Who's asking: Jennifer Lechner
Almost everywhere except the United States, this is an easy question: apple cider is alcoholic, apple juice is not. Here, it's a little more complicated, because what's sold as "apple cider" here is generally not alcoholic -- we call the alcoholic stuff "hard cider."
Anyway, both juice and cider are made by pressing liquid out of apples. The distinction arises with what happens next. Apple juice is filtered, pasteurized, and vacuum-sealed in a bottle or can to extend shelf life and prevent fermentation. Apple cider is generally not filtered, may or may not be pasteurized, is sold in non-vacuum sealed jugs, and will ferment or go to vinegar if left too long on the shelf.
It's apple season in Maine, and the cider from the roadside stands is wonderful. Apple cider's often too sweet for me, but I bought a jug of cranberry-apple cider that is just right. We had a frost warning last night, the leaves are turning, and fall is here. Tourists, come on up.
What I Read This Week
Carol O'Connell, Find Me. Kathy Mallory, the street urchin-turned-cop, goes on a mysterious cross-country drive along the old Route 66, and becomes involved along the way with the investigation of a serial killer. Without giving too much away, I finished the book thinking it might be the last in this series; if it is, it's a wonderful and unconventional end to a wonderful and unconventional series.
PJ Tracy, Snow Blind. The fourth book in the Monkeewrench series gives us more of Minneapolis cops Gino Rolseth and Leo Magozzi, but very little of the Monkeewrench crew. The corpses of two Minneapolis policemen are found inside two snowmen, and the trail leads to a compound for battered women in northern Minnesota. Another book whose ending breaks some rules of traditional crime fiction; I'd have liked a little more resolution, but the book is true to itself and its characters.
Christopher Reich, The Patriots Club. A non-stop thriller that finds investment banker Thomas Bolden battling a mysterious group of powers-that-be, whose existence dates back to the American Revolution. Sharply-observed details of the New York financial world and political Washington are a bonus.

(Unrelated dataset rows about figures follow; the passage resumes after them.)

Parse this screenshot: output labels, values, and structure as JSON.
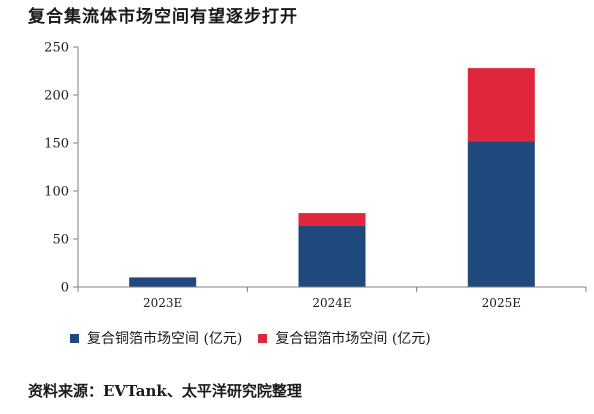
{
  "chart_data": {
    "type": "bar",
    "stacked": true,
    "title": "复合集流体市场空间有望逐步打开",
    "categories": [
      "2023E",
      "2024E",
      "2025E"
    ],
    "series": [
      {
        "name": "复合铜箔市场空间 (亿元)",
        "color": "#1f497d",
        "values": [
          10,
          64,
          152
        ]
      },
      {
        "name": "复合铝箔市场空间 (亿元)",
        "color": "#e0263a",
        "values": [
          0,
          13,
          76
        ]
      }
    ],
    "ylim": [
      0,
      250
    ],
    "yticks": [
      0,
      50,
      100,
      150,
      200,
      250
    ],
    "grid": false,
    "legend": "bottom",
    "xlabel": "",
    "ylabel": ""
  },
  "source": "资料来源：EVTank、太平洋研究院整理"
}
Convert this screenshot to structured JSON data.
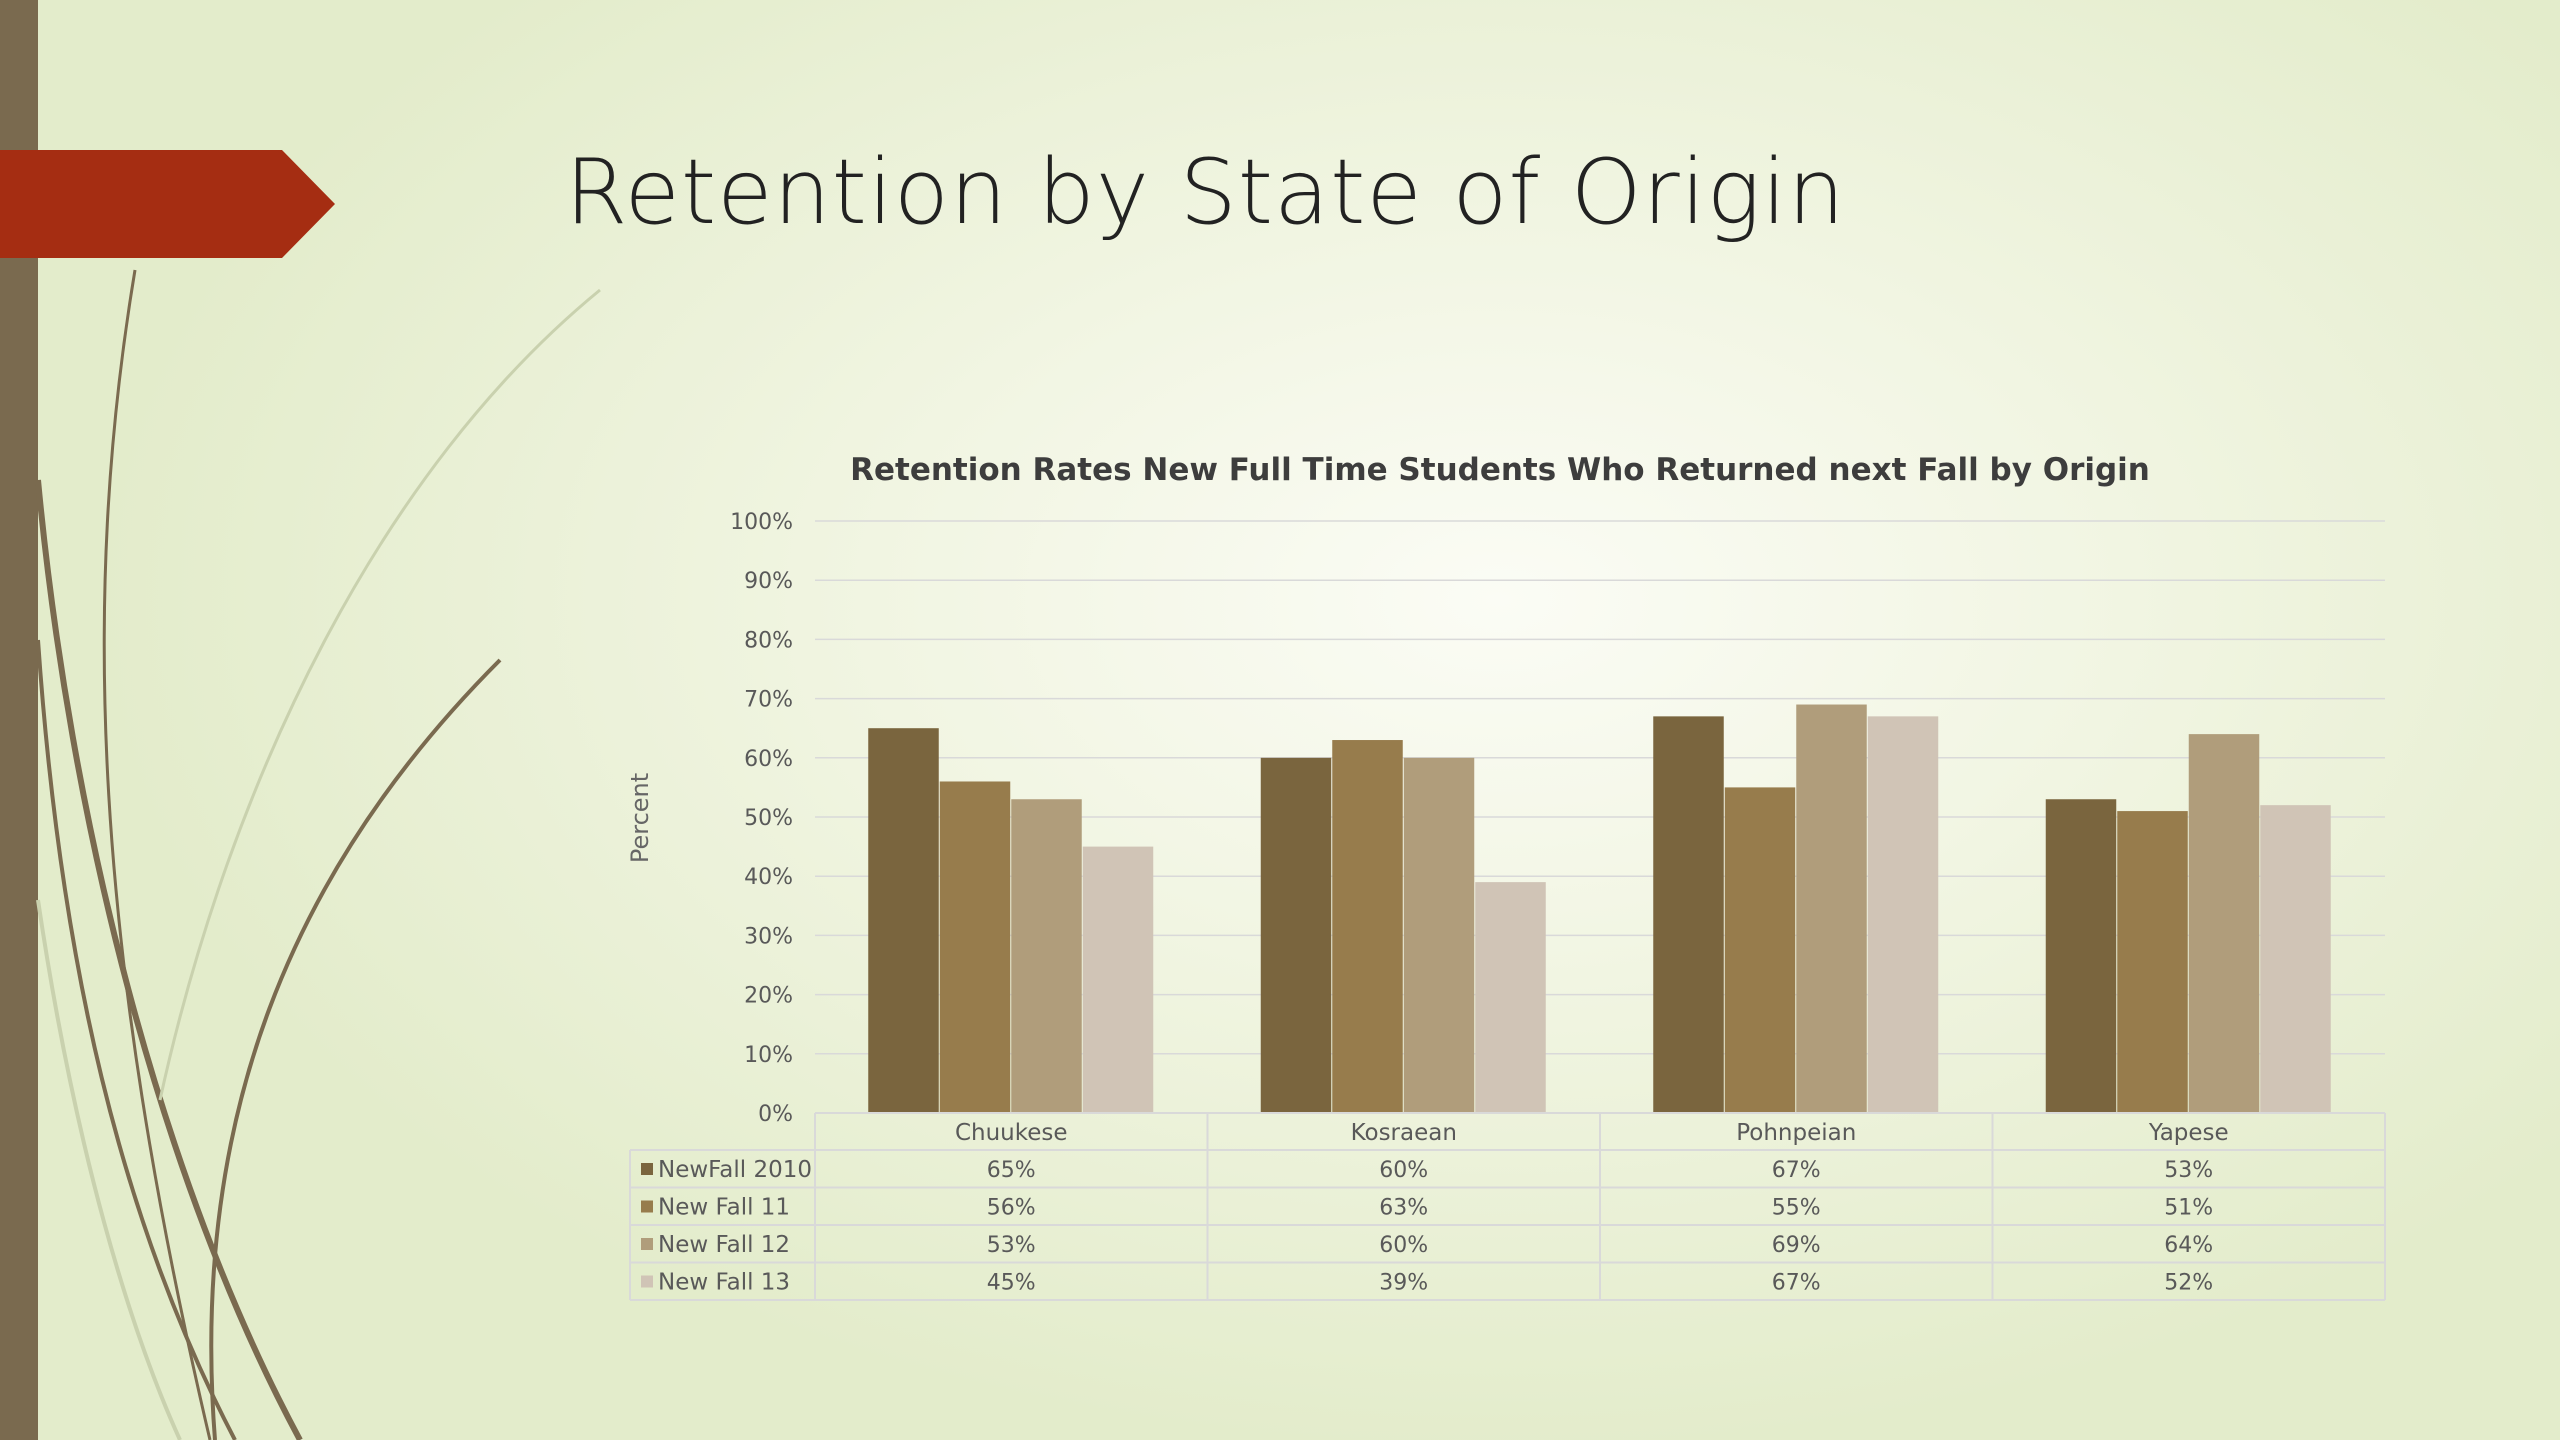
{
  "slide": {
    "title": "Retention by State of Origin"
  },
  "theme": {
    "accent_red": "#a52d12",
    "bar_color": "#7a6a4f"
  },
  "chart_data": {
    "type": "bar",
    "title": "Retention Rates New Full Time Students Who Returned next Fall by Origin",
    "ylabel": "Percent",
    "xlabel": "",
    "ylim": [
      0,
      100
    ],
    "y_ticks": [
      "0%",
      "10%",
      "20%",
      "30%",
      "40%",
      "50%",
      "60%",
      "70%",
      "80%",
      "90%",
      "100%"
    ],
    "grid": true,
    "legend": "data table",
    "categories": [
      "Chuukese",
      "Kosraean",
      "Pohnpeian",
      "Yapese"
    ],
    "series": [
      {
        "name": "NewFall 2010",
        "color": "#7a653e",
        "values": [
          65,
          60,
          67,
          53
        ],
        "labels": [
          "65%",
          "60%",
          "67%",
          "53%"
        ]
      },
      {
        "name": "New Fall 11",
        "color": "#977c4c",
        "values": [
          56,
          63,
          55,
          51
        ],
        "labels": [
          "56%",
          "63%",
          "55%",
          "51%"
        ]
      },
      {
        "name": "New Fall 12",
        "color": "#b09d7b",
        "values": [
          53,
          60,
          69,
          64
        ],
        "labels": [
          "53%",
          "60%",
          "69%",
          "64%"
        ]
      },
      {
        "name": "New Fall 13",
        "color": "#d0c4b6",
        "values": [
          45,
          39,
          67,
          52
        ],
        "labels": [
          "45%",
          "39%",
          "67%",
          "52%"
        ]
      }
    ]
  }
}
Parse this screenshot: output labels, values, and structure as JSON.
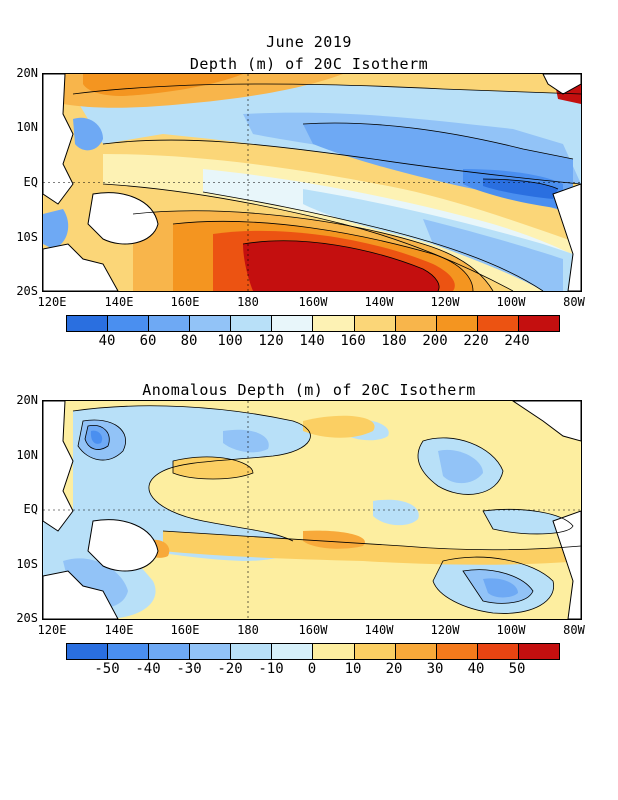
{
  "panel1": {
    "title_line1": "June 2019",
    "title_line2": "Depth (m) of 20C Isotherm",
    "colorbar": {
      "colors": [
        "#2a6fe0",
        "#4a8ff0",
        "#6ea9f4",
        "#92c3f7",
        "#b8e0f8",
        "#e8f6fa",
        "#fdf2b4",
        "#fbd678",
        "#f8b54b",
        "#f49520",
        "#ec5312",
        "#c40f0f"
      ],
      "labels": [
        "40",
        "60",
        "80",
        "100",
        "120",
        "140",
        "160",
        "180",
        "200",
        "220",
        "240"
      ]
    }
  },
  "panel2": {
    "title": "Anomalous Depth (m) of 20C Isotherm",
    "colorbar": {
      "colors": [
        "#2a6fe0",
        "#4a8ff0",
        "#6ea9f4",
        "#92c3f7",
        "#b8e0f8",
        "#d6f0fa",
        "#fdeea0",
        "#fbcf63",
        "#f8a93a",
        "#f47a1c",
        "#e84412",
        "#c40f0f"
      ],
      "labels": [
        "-50",
        "-40",
        "-30",
        "-20",
        "-10",
        "0",
        "10",
        "20",
        "30",
        "40",
        "50"
      ]
    }
  },
  "axes": {
    "lat_labels": [
      "20N",
      "10N",
      "EQ",
      "10S",
      "20S"
    ],
    "lon_labels": [
      "120E",
      "140E",
      "160E",
      "180",
      "160W",
      "140W",
      "120W",
      "100W",
      "80W"
    ]
  }
}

Theresa Schwegel, Probable Cause. The follow-up to Theresa's Edgar-winning Officer Down is another standalone, set in the same universe of Chicago police. Rookie cop Ray Weiss must break into a jewelry shop as part of his initiation; when he does, he finds its owner dead. Ray's partner seems to know more about the situation than he should, and Ray must wrestle with the conflicting demands of loyalty and justice. Very, very well done. It'll be out in January.